Bridging the gap between complex scientific research and the curious minds eager to explore it.

Computer Science, Social and Information Networks

Unlocking Scientific Insights: Topic Modeling for ArXiv Documents

Unlocking Scientific Insights: Topic Modeling for ArXiv Documents

In this paper, we propose a novel approach to analyzing large bodies of scientific literature by clustering research areas into topics using a topic model. The approach is grounded in theory, specifically the concept of capital (Bourdieu, 1980, 1986), and utilizes quantitative constructs to translate theoretical insights into practical application.

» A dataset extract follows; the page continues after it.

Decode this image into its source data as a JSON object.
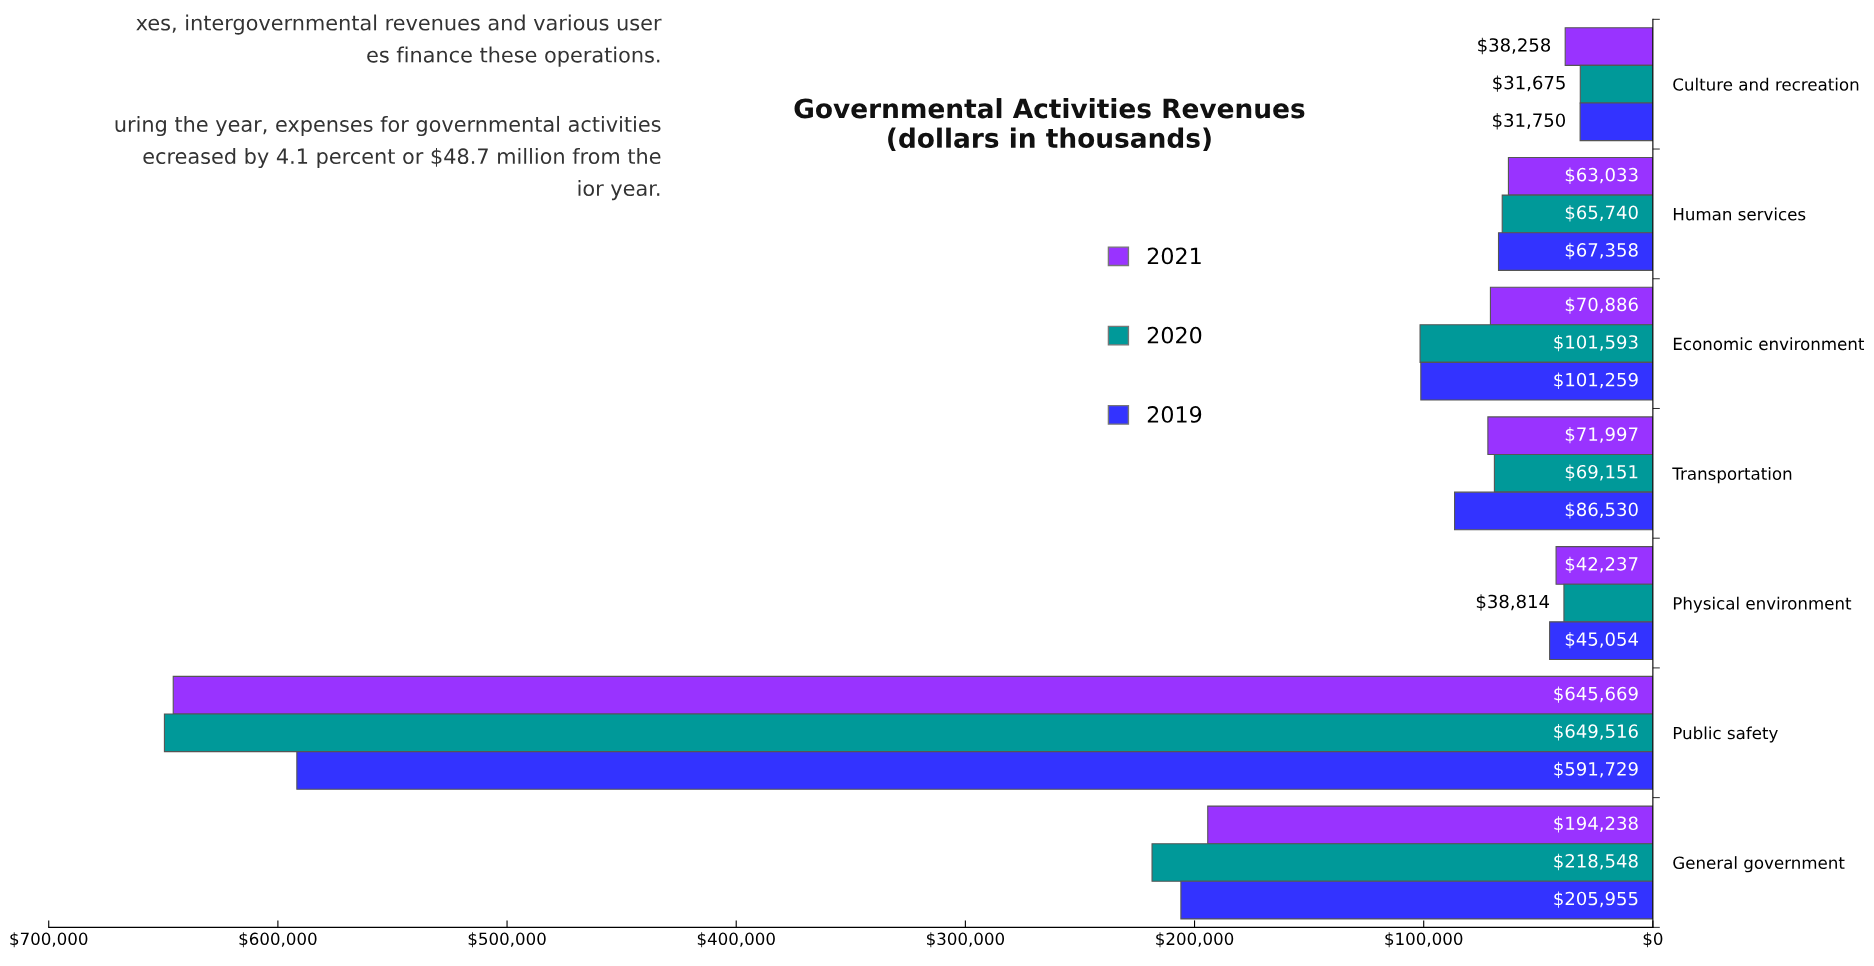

We begin by introducing the context of the article, including the works of Aleta et al. (2019), Battiston et al. (2019), Tripodi et al. (2020), and Liu et al. (2023). These works provide a foundation for our approach by demonstrating the effectiveness of topic models in analyzing scientific literature.
We then present the conceptual framework underlying our approach, which involves coarse-graining the literature into only 20 topics using a topic model. We explain how we select these topics, taking into account the level of arbitrariness involved in choosing the number of topics and how this affects the results. We also discuss how we discard ambiguous keywords that do not carry any scientific content or context, reducing the average effective amount of topics per document from 7.5 to 3.2.
The main contribution of our approach is the use of the Embedded Topic Model (ETM), developed by Dieng et al. (2020), which leverages pretrained embeddings representations of keywords to provide more reliable classifications of heavy-tailed vocabulary distributions. We train the model on the abstracts of 186, 162 documents published between 2000 and 2019 and obtain a list of topics that are listed in Appendix A.3, Table 1. These topics have their most frequent keywords, as well as the context in which they are used.
Our approach provides several benefits over traditional methods of analyzing scientific literature. Firstly, it allows for the clustering of research areas into topics based on their content, rather than solely relying on manual annotation or keyword extraction. Secondly, it leverages theoretical insights to provide a more nuanced understanding of the relationships between different topics and research areas. Finally, it provides a practical application of topic modeling that can be adapted to any body of scientific literature, making it a versatile tool for analyzing complex bodies of text.
In conclusion, our approach represents a significant advancement in the field of natural language processing and information analysis. By leveraging the power of topic models and theoretical insights, we provide a practical solution for clustering research areas into topics that can be applied to any body of scientific literature. The use of ETM allows for more reliable classifications of heavy-tailed vocabulary distributions, providing a more comprehensive understanding of the content and context of scientific texts.